Iteration #1: 1210.0
Iteration #2: 1464.1
Iteration #3: 1771.561
Iteration #4: 2143.58881
Another way to do this, although perhaps less elegant, would be to add a break in your While loop like this (assuming all you care about is not printing any number higher than 2,000):
while population < 2000:
population = population + growth_rate * population
if population >= 2000:
break
else:
print population
time = time + 1
At the penultimate iteration of the loop the population was less than 2,000, so there was another iteration. On the final iteration the population became more than 2,000 and so the loop exited.
If the population increased by 1 each time then you're correct; the loop would have exited at 2,000. You can see this behaviour using a simpler version:
i = 0
while i < 10:
i += 1
print i
Vary the amount that i increases by in order to see how it changes.

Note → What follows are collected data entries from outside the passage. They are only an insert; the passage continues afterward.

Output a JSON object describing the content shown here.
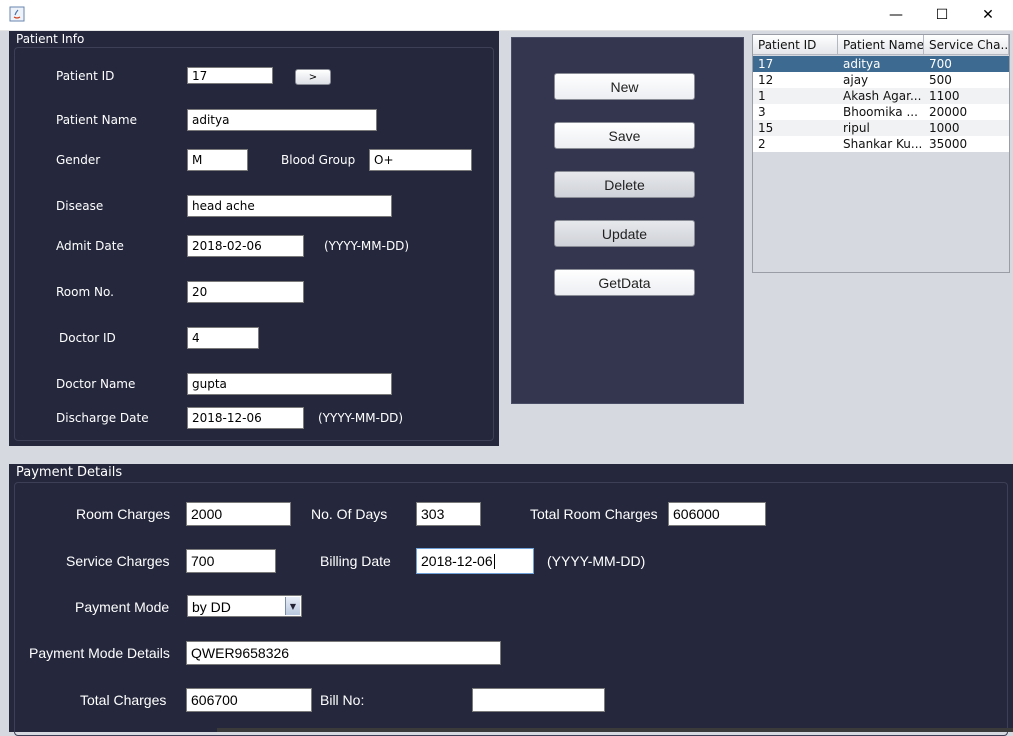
{
  "window": {
    "minimize": "—",
    "maximize": "☐",
    "close": "✕"
  },
  "patient_info": {
    "title": "Patient Info",
    "patient_id_label": "Patient ID",
    "patient_id": "17",
    "lookup_button": ">",
    "patient_name_label": "Patient Name",
    "patient_name": "aditya",
    "gender_label": "Gender",
    "gender": "M",
    "blood_group_label": "Blood Group",
    "blood_group": "O+",
    "disease_label": "Disease",
    "disease": "head ache",
    "admit_date_label": "Admit Date",
    "admit_date": "2018-02-06",
    "admit_date_hint": "(YYYY-MM-DD)",
    "room_no_label": "Room No.",
    "room_no": "20",
    "doctor_id_label": "Doctor ID",
    "doctor_id": "4",
    "doctor_name_label": "Doctor Name",
    "doctor_name": "gupta",
    "discharge_date_label": "Discharge Date",
    "discharge_date": "2018-12-06",
    "discharge_date_hint": "(YYYY-MM-DD)"
  },
  "actions": {
    "new": "New",
    "save": "Save",
    "delete": "Delete",
    "update": "Update",
    "getdata": "GetData"
  },
  "table": {
    "columns": [
      "Patient ID",
      "Patient Name",
      "Service Cha..."
    ],
    "rows": [
      [
        "17",
        "aditya",
        "700"
      ],
      [
        "12",
        "ajay",
        "500"
      ],
      [
        "1",
        "Akash Agar...",
        "1100"
      ],
      [
        "3",
        "Bhoomika ...",
        "20000"
      ],
      [
        "15",
        "ripul",
        "1000"
      ],
      [
        "2",
        "Shankar Ku...",
        "35000"
      ]
    ]
  },
  "payment": {
    "title": "Payment Details",
    "room_charges_label": "Room Charges",
    "room_charges": "2000",
    "no_of_days_label": "No. Of Days",
    "no_of_days": "303",
    "total_room_charges_label": "Total Room Charges",
    "total_room_charges": "606000",
    "service_charges_label": "Service Charges",
    "service_charges": "700",
    "billing_date_label": "Billing Date",
    "billing_date": "2018-12-06",
    "billing_date_hint": "(YYYY-MM-DD)",
    "payment_mode_label": "Payment Mode",
    "payment_mode": "by DD",
    "payment_mode_details_label": "Payment Mode Details",
    "payment_mode_details": "QWER9658326",
    "total_charges_label": "Total Charges",
    "total_charges": "606700",
    "bill_no_label": "Bill No:",
    "bill_no": ""
  }
}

A while loop is an example of an "entry controlled" loop. This means that the condition is checked before entering the loop. Hence, this means if your loop condition was violated during the previous iteration, but not at the beginning, your loop will terminate after the first violation, not before it.
Here is a simple example:
>>> a = 1
>>> while a < 5:
... a = a+3
... print a
...
4
7
So, if you want that your loop must exit before a is greater than or equal to 5, you must do the check in the loop itself and break out of the loop:
>>> a = 1
>>> while a < 5:
... a = a+3
... if a < 5:
... print a
... else:
... break
...
4
So your code right here:
while population < 2000:
population = population + growth_rate*population
Say we enter that while loop and population = 1800, and growth_rate = .21. This satisfies all the requirements for the while loop to enter another loop. But, in the next line, you will set population = 1800 +(.21)*1800 which equals 2178. So, when you print out population, it will say 2178 even though it's higher than 2000
What you could do, is something like this:
while population < 2000:
if population == population + growth_rate * population < 2000:
population = population + growth_rate * population
time = time + 1
else:
break
print population
time = 0
population = 1000 # 1000 bacteria to start with
growth_rate = 0.21 # 21% growth per minute
while population != 2*population:
population = population + (growth_rate * population )
time = time + 1
print "It took %d minutes for the bacteria to double." % time
I think you will be getting the right output now.
I think this is a simple math problem - you're expecting the time to be an integer, although it probably is a floating point number. The loop can't stop when the population has reached 2000, because the way you're calculating it, it never has a value of 2000.